MODULATION OF ENDOTHELIAL-CELL ADHESION MOLECULE EXPRESSION IN A SITUATION OF CHRONIC INFLAMMATORY STIMULATION

Different disorders affecting the respiratory tract are characterized by the development of a chronic inflammatory reaction with an accumulation of immune and inflammatory cells into the bronchial walls and in interstitial and alveolar spaces. By its ability to secrete a large panel of cytokines, in particular TNF-alpha, the alveolar macrophage (AM) is undoubtedly playing a key role in the complex interactions between inflammatory and structural cells potentially implicated in the inflammatory reaction of the lung. One aspect of these interactions is the capacity of AM-derived TNF-alpha to induce the expression of cellular adhesion molecules (CAM) on the surface of endothelial cells. The main information concerning the induction of CAM have been obtained under experimental conditions mimicking an acute inflammatory reaction. In the present study, we propose an in vitro model allowing the reproduction of the conditions of a chronic inflammation, namely, the endothelial cell behavior submitted to a chronic TNF-alpha stimulation. The endothelial cell activation parameters were the modulation of expression of adhesion molecules: endothelial-leukocyte adhesion molecule-1 (E-selectin), intercellular adhesion molecule-1 (ICAM-1), and vascular adhesion molecule-1 (VCAM-1).
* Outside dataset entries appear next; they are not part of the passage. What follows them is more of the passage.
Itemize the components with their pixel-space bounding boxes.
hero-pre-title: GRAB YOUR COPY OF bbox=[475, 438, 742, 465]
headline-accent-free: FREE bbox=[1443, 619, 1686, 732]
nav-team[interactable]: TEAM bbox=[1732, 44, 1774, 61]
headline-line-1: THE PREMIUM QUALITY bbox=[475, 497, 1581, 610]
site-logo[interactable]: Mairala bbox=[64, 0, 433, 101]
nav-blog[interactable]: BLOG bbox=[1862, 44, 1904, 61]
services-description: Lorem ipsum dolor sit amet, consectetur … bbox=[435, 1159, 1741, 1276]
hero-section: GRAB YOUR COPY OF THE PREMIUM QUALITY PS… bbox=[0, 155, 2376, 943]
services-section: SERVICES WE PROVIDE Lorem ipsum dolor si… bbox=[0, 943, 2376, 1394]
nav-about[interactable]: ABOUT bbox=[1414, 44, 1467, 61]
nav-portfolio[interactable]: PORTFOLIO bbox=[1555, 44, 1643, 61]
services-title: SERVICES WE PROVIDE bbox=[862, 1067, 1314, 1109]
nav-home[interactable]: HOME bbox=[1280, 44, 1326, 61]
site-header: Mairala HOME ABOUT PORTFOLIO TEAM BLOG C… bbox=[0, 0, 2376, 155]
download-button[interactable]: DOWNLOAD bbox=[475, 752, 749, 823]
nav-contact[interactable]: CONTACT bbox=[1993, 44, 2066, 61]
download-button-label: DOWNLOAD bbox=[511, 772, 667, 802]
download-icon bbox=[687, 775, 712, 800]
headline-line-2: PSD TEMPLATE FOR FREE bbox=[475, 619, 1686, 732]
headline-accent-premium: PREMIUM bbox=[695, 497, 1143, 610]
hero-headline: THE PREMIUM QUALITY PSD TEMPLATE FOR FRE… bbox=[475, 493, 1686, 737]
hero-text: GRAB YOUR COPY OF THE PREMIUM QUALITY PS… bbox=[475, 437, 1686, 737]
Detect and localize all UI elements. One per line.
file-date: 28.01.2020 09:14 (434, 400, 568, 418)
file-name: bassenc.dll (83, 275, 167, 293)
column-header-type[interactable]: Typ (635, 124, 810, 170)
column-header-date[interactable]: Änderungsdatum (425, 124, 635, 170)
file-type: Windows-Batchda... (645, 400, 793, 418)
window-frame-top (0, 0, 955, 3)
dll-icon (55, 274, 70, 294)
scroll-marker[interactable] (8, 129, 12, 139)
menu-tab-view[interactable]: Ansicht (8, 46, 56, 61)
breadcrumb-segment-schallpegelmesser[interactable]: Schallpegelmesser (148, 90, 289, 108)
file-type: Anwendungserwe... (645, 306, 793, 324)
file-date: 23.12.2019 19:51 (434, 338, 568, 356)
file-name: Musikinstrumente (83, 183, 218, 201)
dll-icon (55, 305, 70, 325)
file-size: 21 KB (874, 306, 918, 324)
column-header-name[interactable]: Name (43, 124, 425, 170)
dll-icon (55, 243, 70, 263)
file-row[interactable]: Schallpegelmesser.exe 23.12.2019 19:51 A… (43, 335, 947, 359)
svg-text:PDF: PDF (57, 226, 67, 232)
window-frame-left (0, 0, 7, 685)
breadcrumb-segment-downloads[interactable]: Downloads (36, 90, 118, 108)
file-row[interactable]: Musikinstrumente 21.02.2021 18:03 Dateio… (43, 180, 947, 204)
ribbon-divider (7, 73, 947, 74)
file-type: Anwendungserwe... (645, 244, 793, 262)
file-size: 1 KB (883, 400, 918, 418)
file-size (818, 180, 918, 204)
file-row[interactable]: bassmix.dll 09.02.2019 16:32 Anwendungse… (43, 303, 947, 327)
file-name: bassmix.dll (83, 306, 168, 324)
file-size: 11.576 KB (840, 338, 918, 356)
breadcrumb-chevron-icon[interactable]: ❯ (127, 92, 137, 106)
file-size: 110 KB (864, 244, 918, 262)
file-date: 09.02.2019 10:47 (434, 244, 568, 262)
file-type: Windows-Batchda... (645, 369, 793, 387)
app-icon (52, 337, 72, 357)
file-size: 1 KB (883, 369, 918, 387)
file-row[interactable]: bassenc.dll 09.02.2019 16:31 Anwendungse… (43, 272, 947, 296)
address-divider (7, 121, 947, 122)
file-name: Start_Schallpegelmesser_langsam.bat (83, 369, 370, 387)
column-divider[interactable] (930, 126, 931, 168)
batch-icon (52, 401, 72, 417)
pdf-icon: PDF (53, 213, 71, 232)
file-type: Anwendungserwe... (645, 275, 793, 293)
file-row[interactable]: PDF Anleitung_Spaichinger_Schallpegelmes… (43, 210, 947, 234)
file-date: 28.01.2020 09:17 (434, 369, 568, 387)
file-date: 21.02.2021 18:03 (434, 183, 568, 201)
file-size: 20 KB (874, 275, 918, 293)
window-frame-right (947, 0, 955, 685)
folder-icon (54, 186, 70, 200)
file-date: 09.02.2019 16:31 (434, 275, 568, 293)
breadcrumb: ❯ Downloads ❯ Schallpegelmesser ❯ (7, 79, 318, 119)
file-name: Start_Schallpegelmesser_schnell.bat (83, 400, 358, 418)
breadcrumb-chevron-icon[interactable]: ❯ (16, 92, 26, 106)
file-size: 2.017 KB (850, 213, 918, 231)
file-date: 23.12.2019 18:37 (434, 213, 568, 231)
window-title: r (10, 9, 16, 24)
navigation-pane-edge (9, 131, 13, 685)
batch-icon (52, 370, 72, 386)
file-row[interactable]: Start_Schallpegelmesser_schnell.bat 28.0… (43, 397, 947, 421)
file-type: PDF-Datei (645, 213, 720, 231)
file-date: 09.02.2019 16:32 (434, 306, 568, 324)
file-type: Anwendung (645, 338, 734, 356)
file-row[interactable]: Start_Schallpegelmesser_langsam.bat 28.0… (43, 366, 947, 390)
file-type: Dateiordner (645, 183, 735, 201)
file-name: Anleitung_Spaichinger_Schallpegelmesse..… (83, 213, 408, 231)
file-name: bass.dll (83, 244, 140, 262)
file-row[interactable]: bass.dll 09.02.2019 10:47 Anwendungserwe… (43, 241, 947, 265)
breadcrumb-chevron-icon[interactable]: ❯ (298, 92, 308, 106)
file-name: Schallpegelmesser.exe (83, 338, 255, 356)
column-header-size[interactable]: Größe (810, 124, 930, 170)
Their functional abilities was evaluated using U937 cell adhesion analysis. Results demonstrated an overexpression of ICAM-1 after chronic stimulation performed with low but repeated doses of TNF-alpha. The level of ICAM-1 expression persisted throughout the culture to reach a high stable level despite the absence of detectable TNF-alpha activity in culture supernatants. If the stimulation was stopped after 6 days, the expression of ICAM-1 was still observed at least until Day 15. E-selectin and VCAM-1 expression remained absent or not significantly increased. The expression of ICAM-1 on endothelial cells was directly related to an enhanced adhesion capacity as demonstrated by the adhesion of U937 cells to endothelial cells by an ICAM-1/LFA-1 adhesion pathway. Taken together, these elements could bring new approaches in the investigation of mechanisms by which inflammatory cells are recruited and participate in chronic inflammatory processes. (C) 1994 Academic Press, Inc.